Summary of repair mechanisms • We can now assess the overall repair system strategy used by the cell. It would be convenient if enzymes could be used to directly reverse each specific lesion. However, sometimes that is not chemically possible, and not every possible type of DNA damage can be anticipated. • Therefore, a general excision repair system is used to remove any type of damaged base that causes a recognizable distortion in the double helix. • When lesions are too subtle to cause such a distortion, specific excision systems, glycosylases, or removal systems are designed. • To eliminate replication errors, a postreplication mismatch repair system operates; finally, postreplication recombinational systems eliminate gaps across from blocking lesions that have escaped the other repair systems. • The SOS system is the last resort for a cell to survive a potentially lethald DNA damage
DNA repair and mutation rates • The repair processes are so efficient that the observed base substitution rate is as low as 10−10 to 10−9 per base pair per cell per generation in E. coli. However, mutant strains with increased spontaneous mutation rates have been detected. Such strains are termed mutators. In many cases, the mutator phenotype is due to a defective repair system. In humans, these repair defects often lead to serious diseases. • In E. coli, the mutator loci mutH, mutL, mutU, and mutS affect components of the postreplication mismatch repair system, as does the dam locus, which specifies the enzyme deoxyadenosine methylase. Strains that are Dam− cannot methylate adenines at GATC sequences, and so the mismatch repair system can no longer discriminate between the template and the newly synthesized strands. This failure to discriminate leads to a higher spontaneous mutation rate. • Mutations in the mutY locus result in GC → TA transversions, because many G–A mispairs and all 8-oxodG–A mispairs are unrepaired. The mutM gene encodes a glycosylase that removes 8-oxodG. Strains lacking mutM are mutators for the GC → TA transversion.
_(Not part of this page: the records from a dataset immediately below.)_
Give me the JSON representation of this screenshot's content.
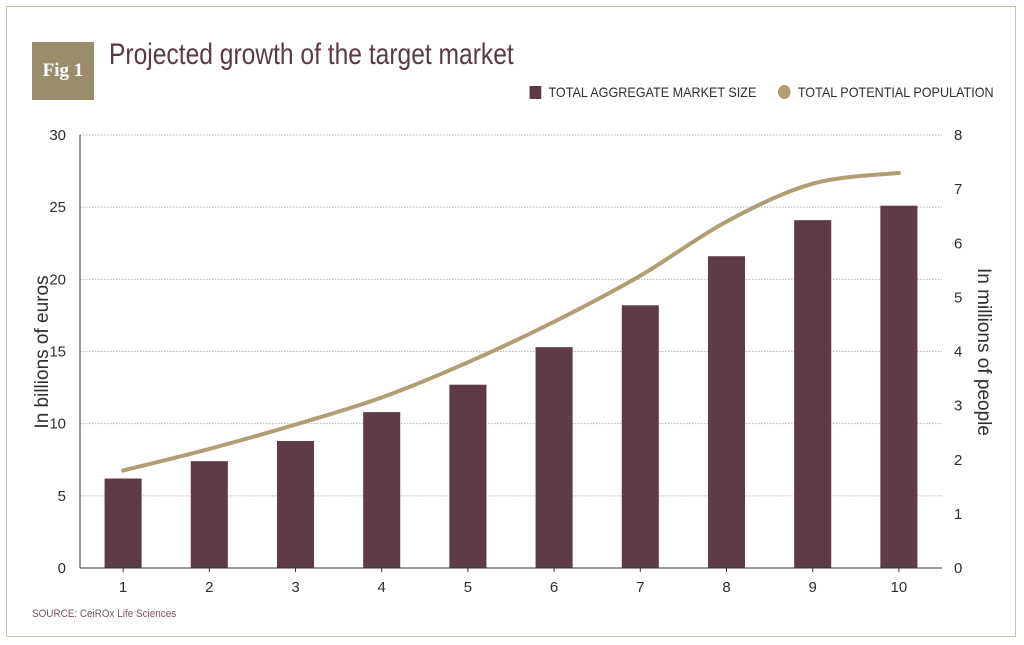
{
  "badge": "Fig 1",
  "title": "Projected growth of the target market",
  "legend": {
    "bar_label": "TOTAL AGGREGATE MARKET SIZE",
    "line_label": "TOTAL POTENTIAL POPULATION"
  },
  "source": "SOURCE: CeiROx Life Sciences",
  "colors": {
    "bar": "#5e3b45",
    "line": "#b09e75",
    "title": "#5c3a43",
    "badge": "#9a8d6b"
  },
  "chart_data": {
    "type": "bar",
    "title": "Projected growth of the target market",
    "categories": [
      "1",
      "2",
      "3",
      "4",
      "5",
      "6",
      "7",
      "8",
      "9",
      "10"
    ],
    "series": [
      {
        "name": "TOTAL AGGREGATE MARKET SIZE",
        "type": "bar",
        "axis": "left",
        "values": [
          6.2,
          7.4,
          8.8,
          10.8,
          12.7,
          15.3,
          18.2,
          21.6,
          24.1,
          25.1
        ]
      },
      {
        "name": "TOTAL POTENTIAL POPULATION",
        "type": "line",
        "axis": "right",
        "values": [
          1.8,
          2.2,
          2.65,
          3.15,
          3.8,
          4.55,
          5.4,
          6.4,
          7.1,
          7.3
        ]
      }
    ],
    "ylabel_left": "In billions of euros",
    "ylabel_right": "In millions of people",
    "ylim_left": [
      0,
      30
    ],
    "ylim_right": [
      0,
      8
    ],
    "yticks_left": [
      0,
      5,
      10,
      15,
      20,
      25,
      30
    ],
    "yticks_right": [
      0,
      1,
      2,
      3,
      4,
      5,
      6,
      7,
      8
    ],
    "grid": true,
    "legend_position": "top-right"
  }
}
Strains that are MutT− have elevated rates of the AT → CG transversion, because they lack an activity that prevents the incorporation of 8-oxodG across from adenine. • Strains that are Ung− are missing the enzyme uracil DNA glycosylase. These mutants cannot excise the uracil resulting from cytosine deaminations and, as a result, have elevated levels of C → T transitions. The mutD locus is responsible for a very high rate of mutagenesis (at least three orders of magnitude higher than normal). Mutations at this locus affect the proofreading functions of DNA polymerase III.